Apprendre le bonheur

Quand j’ai appris que le cours le plus populaire de l’histoire de l’université Yale était désormais gratuit en ligne, je me suis dit qu’il fallait bien découvrir de quoi il en retournait. C’était un cours de psychologie conçu pour aider les étudiants à devenir plus heureux. Et comme j’écris sur le bonheur depuis des années, transmettant à mes lecteurs ce qu’en disent les chercheurs qui ont remarqué que telle idée ou telle habitude peut stimuler le bien-être, j’étais curieuse d’apprendre ce que recommandait la spécialiste Laurie Santos. Son cours de 10 semaines consistait en une série de conférences vidéo qui duraient en tout 19 heures.

Dès le début, je me suis dit que je ne voulais pas vivre cette expérience seule. J’ai donc invité mon petit ami Ian à se joindre à moi. Pourquoi voulais-je sa compagnie? D’abord parce que j’avais tant écrit sur le bonheur que je pensais déjà connaître bon nombre des notions que proposait Laurie Santos. Alors je voulais voir comment réagirait un néophyte.

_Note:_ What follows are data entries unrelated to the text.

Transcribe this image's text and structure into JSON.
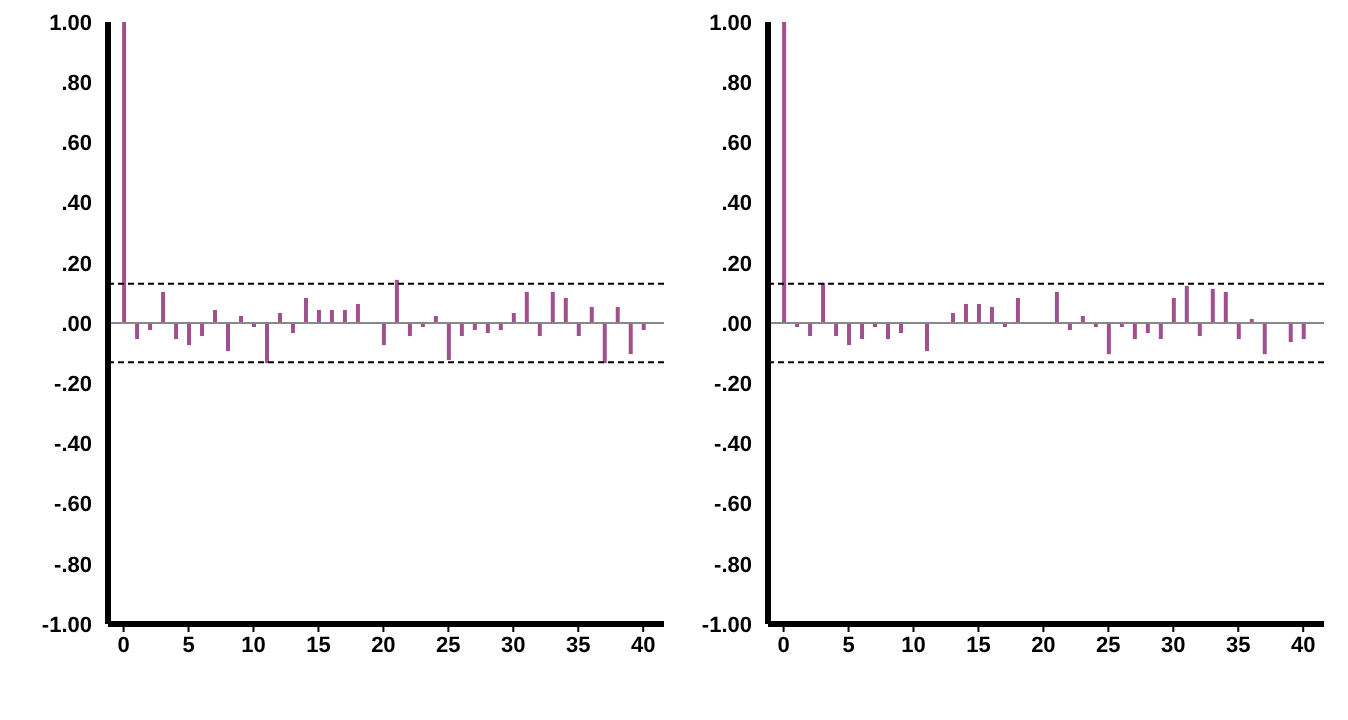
{
  "chart_data": [
    {
      "type": "bar",
      "x": [
        0,
        1,
        2,
        3,
        4,
        5,
        6,
        7,
        8,
        9,
        10,
        11,
        12,
        13,
        14,
        15,
        16,
        17,
        18,
        19,
        20,
        21,
        22,
        23,
        24,
        25,
        26,
        27,
        28,
        29,
        30,
        31,
        32,
        33,
        34,
        35,
        36,
        37,
        38,
        39,
        40
      ],
      "series": [
        {
          "color": "#a0508c",
          "values": [
            1.0,
            -0.05,
            -0.02,
            0.1,
            -0.05,
            -0.07,
            -0.04,
            0.04,
            -0.09,
            0.02,
            -0.01,
            -0.13,
            0.03,
            -0.03,
            0.08,
            0.04,
            0.04,
            0.04,
            0.06,
            0.0,
            -0.07,
            0.14,
            -0.04,
            -0.01,
            0.02,
            -0.12,
            -0.04,
            -0.02,
            -0.03,
            -0.02,
            0.03,
            0.1,
            -0.04,
            0.1,
            0.08,
            -0.04,
            0.05,
            -0.13,
            0.05,
            -0.1,
            -0.02
          ]
        }
      ],
      "xlim": [
        -1.2,
        41.6
      ],
      "xticks": [
        0,
        5,
        10,
        15,
        20,
        25,
        30,
        35,
        40
      ],
      "ylim": [
        -1,
        1
      ],
      "yticks": [
        {
          "value": -1,
          "label": "-1.00"
        },
        {
          "value": -0.8,
          "label": "-.80"
        },
        {
          "value": -0.6,
          "label": "-.60"
        },
        {
          "value": -0.4,
          "label": "-.40"
        },
        {
          "value": -0.2,
          "label": "-.20"
        },
        {
          "value": 0,
          "label": ".00"
        },
        {
          "value": 0.2,
          "label": ".20"
        },
        {
          "value": 0.4,
          "label": ".40"
        },
        {
          "value": 0.6,
          "label": ".60"
        },
        {
          "value": 0.8,
          "label": ".80"
        },
        {
          "value": 1,
          "label": "1.00"
        }
      ],
      "ref_lines": [
        {
          "axis": "y",
          "value": 0,
          "color": "#888888",
          "line_style": "solid"
        },
        {
          "axis": "y",
          "value": 0.13,
          "color": "#000000",
          "line_style": "dashed"
        },
        {
          "axis": "y",
          "value": -0.13,
          "color": "#000000",
          "line_style": "dashed"
        }
      ],
      "grid": false,
      "legend": false
    },
    {
      "type": "bar",
      "x": [
        0,
        1,
        2,
        3,
        4,
        5,
        6,
        7,
        8,
        9,
        10,
        11,
        12,
        13,
        14,
        15,
        16,
        17,
        18,
        19,
        20,
        21,
        22,
        23,
        24,
        25,
        26,
        27,
        28,
        29,
        30,
        31,
        32,
        33,
        34,
        35,
        36,
        37,
        38,
        39,
        40
      ],
      "series": [
        {
          "color": "#a0508c",
          "values": [
            1.0,
            -0.01,
            -0.04,
            0.13,
            -0.04,
            -0.07,
            -0.05,
            -0.01,
            -0.05,
            -0.03,
            0.0,
            -0.09,
            0.0,
            0.03,
            0.06,
            0.06,
            0.05,
            -0.01,
            0.08,
            0.0,
            0.0,
            0.1,
            -0.02,
            0.02,
            -0.01,
            -0.1,
            -0.01,
            -0.05,
            -0.03,
            -0.05,
            0.08,
            0.12,
            -0.04,
            0.11,
            0.1,
            -0.05,
            0.01,
            -0.1,
            0.0,
            -0.06,
            -0.05
          ]
        }
      ],
      "xlim": [
        -1.2,
        41.6
      ],
      "xticks": [
        0,
        5,
        10,
        15,
        20,
        25,
        30,
        35,
        40
      ],
      "ylim": [
        -1,
        1
      ],
      "yticks": [
        {
          "value": -1,
          "label": "-1.00"
        },
        {
          "value": -0.8,
          "label": "-.80"
        },
        {
          "value": -0.6,
          "label": "-.60"
        },
        {
          "value": -0.4,
          "label": "-.40"
        },
        {
          "value": -0.2,
          "label": "-.20"
        },
        {
          "value": 0,
          "label": ".00"
        },
        {
          "value": 0.2,
          "label": ".20"
        },
        {
          "value": 0.4,
          "label": ".40"
        },
        {
          "value": 0.6,
          "label": ".60"
        },
        {
          "value": 0.8,
          "label": ".80"
        },
        {
          "value": 1,
          "label": "1.00"
        }
      ],
      "ref_lines": [
        {
          "axis": "y",
          "value": 0,
          "color": "#888888",
          "line_style": "solid"
        },
        {
          "axis": "y",
          "value": 0.13,
          "color": "#000000",
          "line_style": "dashed"
        },
        {
          "axis": "y",
          "value": -0.13,
          "color": "#000000",
          "line_style": "dashed"
        }
      ],
      "grid": false,
      "legend": false
    }
  ]
}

Mais je l’ai aussi enrôlé en espérant qu’il en tirerait profit. Ian est en effet un homme anxieux qui envisage toujours le pire. Il prend parfois les critiques professionnelles ou les commentaires anodins de ses amis trop à cœur, et cela peut gâcher son existence. Pourtant, il est bon, gentil, attentionné, et mériterait bien de connaître plus de joie dans sa vie. J’espérais aussi qu’en se familiarisant avec les conclusions de la recherche sur le bonheur, il lui serait plus facile d’atteindre cet objectif.

Divorcés avec six enfants à nous deux, nous nous voyons peu durant la semaine. Notre travail nous accapare tout comme nos familles respectives. Mais un week-end sur deux, nous nous réservons du temps pour nous seuls. Pendant trois mois, nous nous sommes donc imprégnés de ce que Laurie Santos avait à proposer. Après avoir suivi ce cours, je suis convaincue que ses recommandations peuvent véritablement contribuer à rendre plus heureux, qu’on soit étudiant d’université ou octogénaire.

Nous avons appris que les objectifs que l’on poursuit en pensant qu’ils nous apporteront plus de bonheur – un meilleur salaire, une plus jolie maison, un corps parfait – n’ajoutent en réalité aucune joie. Il y a en revanche des habitudes – vivre des expériences (des vacances ou des concerts) plutôt qu’acquérir des biens matériels (une voiture ou un téléphone) – qui nous rendent plus heureux. Faire plus d’exercice, entretenir des relations, dormir suffisamment et privilégier les temps libres plutôt que de faire de l’argent en sont des exemples. Une fois ces chemins vers le bonheur identifiés, vous pouvez commencer à agir sur votre propre humeur.

«Beaucoup ignorent qu’il faut y mettre du sien pour être un peu plus heureux, m’a expliqué Laurie Santos après notre cours en ligne. C’est comme un pneu que l’on gonfle, mais qui fuit parfois, alors il faut souffler plus d’air à l’intérieur. Cela signifie que ces pratiques constantes sont ce dont vous avez réellement besoin pour stimuler votre bonheur. Ce n’est pas une action ponctuelle que vous découvrez une fois pour en profiter le restant de vos jours. Il faut faire de vrais efforts.»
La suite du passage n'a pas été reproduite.